Deze uitspraak is gedaan door mr. M.S. van den Berg, voorzieningenrechter, in aanwezigheid van mr. E.T. de Boer, griffier. De uitspraak is uitgesproken in het openbaar op 15 augustus 2024.
griffier
De voorzieningenrechter is verhinderd de uitspraak te ondertekenen
Een afschrift van deze uitspraak is verzonden aan partijen op:

Informatie over hoger beroep

Een partij die het niet eens is met deze uitspraak voor zover deze gaat over het beroep, kan een hogerberoepschrift sturen naar de Afdeling bestuursrechtspraak van de Raad van State waarin wordt uitgelegd waarom deze partij het niet eens is met deze uitspraak voor zover deze gaat over het beroep.

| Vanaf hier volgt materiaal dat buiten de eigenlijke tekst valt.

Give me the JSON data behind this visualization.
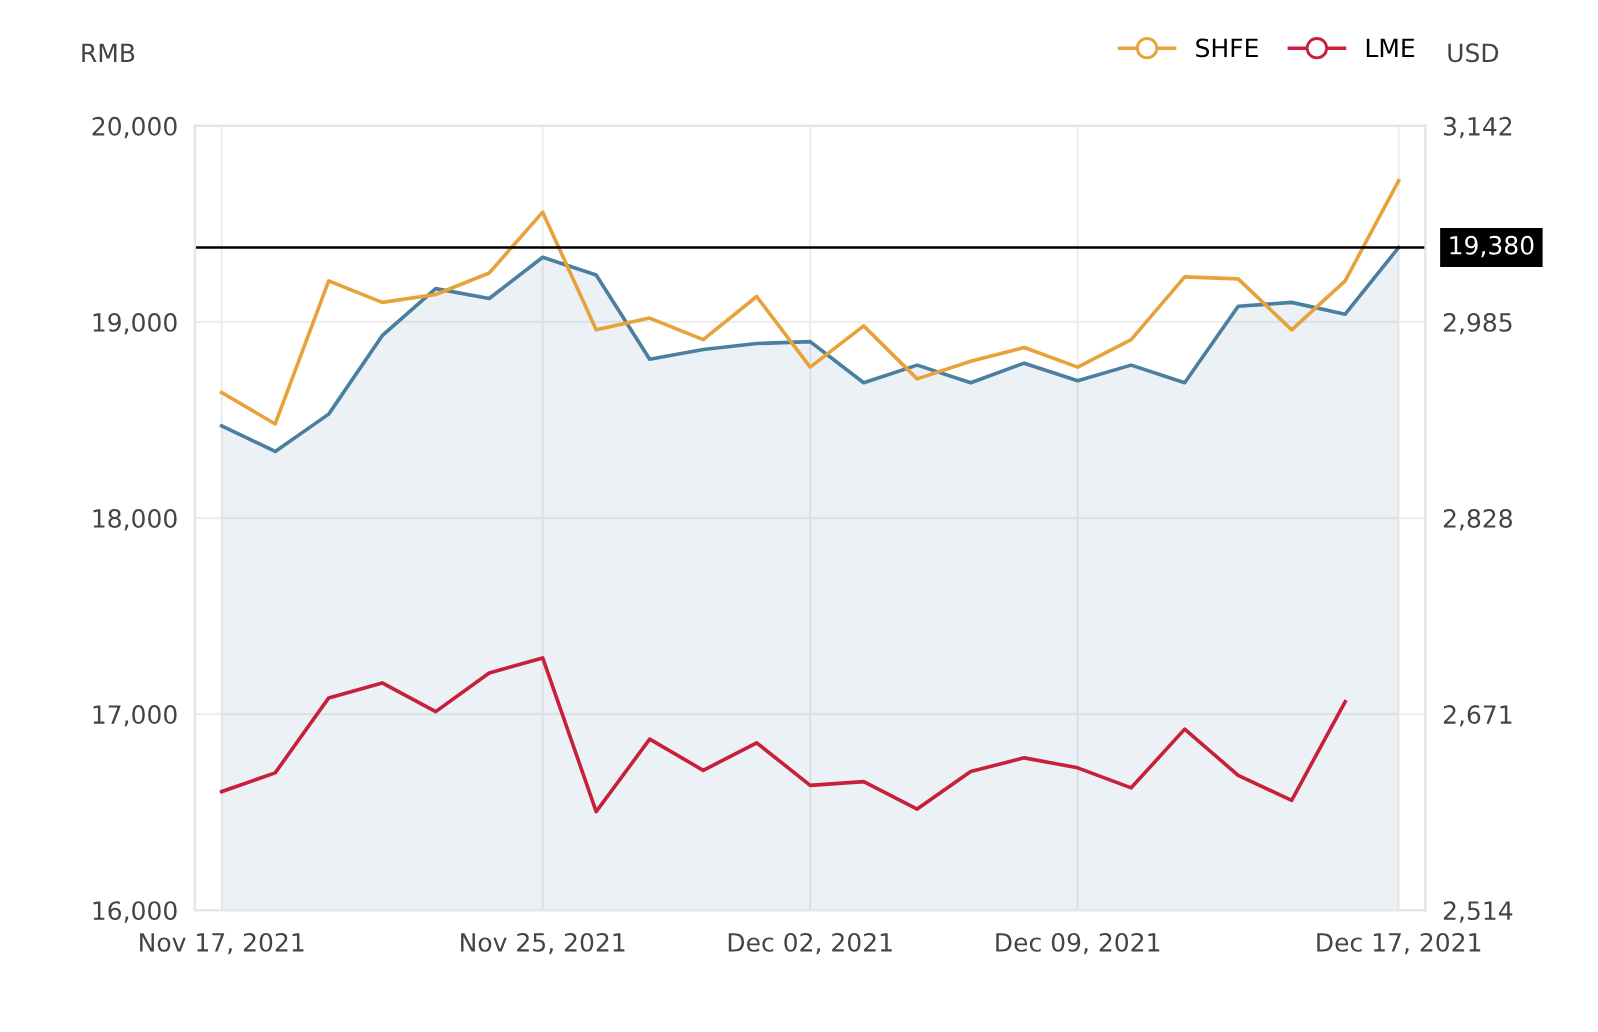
{
  "chart_data": {
    "type": "line",
    "ylabel": "RMB",
    "y2label": "USD",
    "categories": [
      "Nov 17, 2021",
      null,
      null,
      null,
      null,
      null,
      "Nov 25, 2021",
      null,
      null,
      null,
      null,
      "Dec 02, 2021",
      null,
      null,
      null,
      null,
      "Dec 09, 2021",
      null,
      null,
      null,
      null,
      null,
      "Dec 17, 2021"
    ],
    "series": [
      {
        "type": "area",
        "color": "#4a7fa0",
        "values": [
          18470,
          18340,
          18530,
          18930,
          19170,
          19120,
          19330,
          19240,
          18810,
          18860,
          18890,
          18900,
          18690,
          18780,
          18690,
          18790,
          18700,
          18780,
          18690,
          19080,
          19100,
          19040,
          19380
        ]
      },
      {
        "name": "SHFE",
        "color": "#e8a23a",
        "values": [
          18640,
          18480,
          19210,
          19100,
          19140,
          19250,
          19560,
          18960,
          19020,
          18910,
          19130,
          18770,
          18980,
          18710,
          18800,
          18870,
          18770,
          18910,
          19230,
          19220,
          18960,
          19210,
          19720
        ]
      },
      {
        "name": "LME",
        "color": "#c8203a",
        "axis": "y2",
        "values": [
          2609,
          2624,
          2684,
          2696,
          2673,
          2704,
          2716,
          2593,
          2651,
          2626,
          2648,
          2614,
          2617,
          2595,
          2625,
          2636,
          2628,
          2612,
          2659,
          2622,
          2602,
          2681,
          null
        ]
      }
    ],
    "ylim": [
      16000,
      20000
    ],
    "yticks": [
      {
        "value": 16000,
        "label": "16,000"
      },
      {
        "value": 17000,
        "label": "17,000"
      },
      {
        "value": 18000,
        "label": "18,000"
      },
      {
        "value": 19000,
        "label": "19,000"
      },
      {
        "value": 20000,
        "label": "20,000"
      }
    ],
    "y2lim": [
      2514,
      3142
    ],
    "y2ticks": [
      {
        "value": 2514,
        "label": "2,514"
      },
      {
        "value": 2671,
        "label": "2,671"
      },
      {
        "value": 2828,
        "label": "2,828"
      },
      {
        "value": 2985,
        "label": "2,985"
      },
      {
        "value": 3142,
        "label": "3,142"
      }
    ],
    "ref_lines": [
      {
        "axis": "y",
        "value": 19380,
        "label": "19,380",
        "color": "#000000"
      }
    ],
    "grid": true,
    "legend": "top right",
    "line_style": "solid"
  }
}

Het hogerberoepschrift moet worden ingediend binnen zes weken na de dag waarop deze uitspraak is verzonden. Kan de indiener de behandeling van het hoger beroep niet afwachten, omdat de zaak spoed heeft, dan kan de indiener de voorzieningenrechter van de Afdeling bestuursrechtspraak van de Raad van State vragen om een voorlopige voorziening (een tijdelijke maatregel) te treffen. Tegen deze uitspraak voor zover deze gaat over de voorlopige voorziening staat geen hoger beroep open.

Voetnoten

1.Dit staat in artikel 4:17 en 4:18, eerste lid, van de Awb.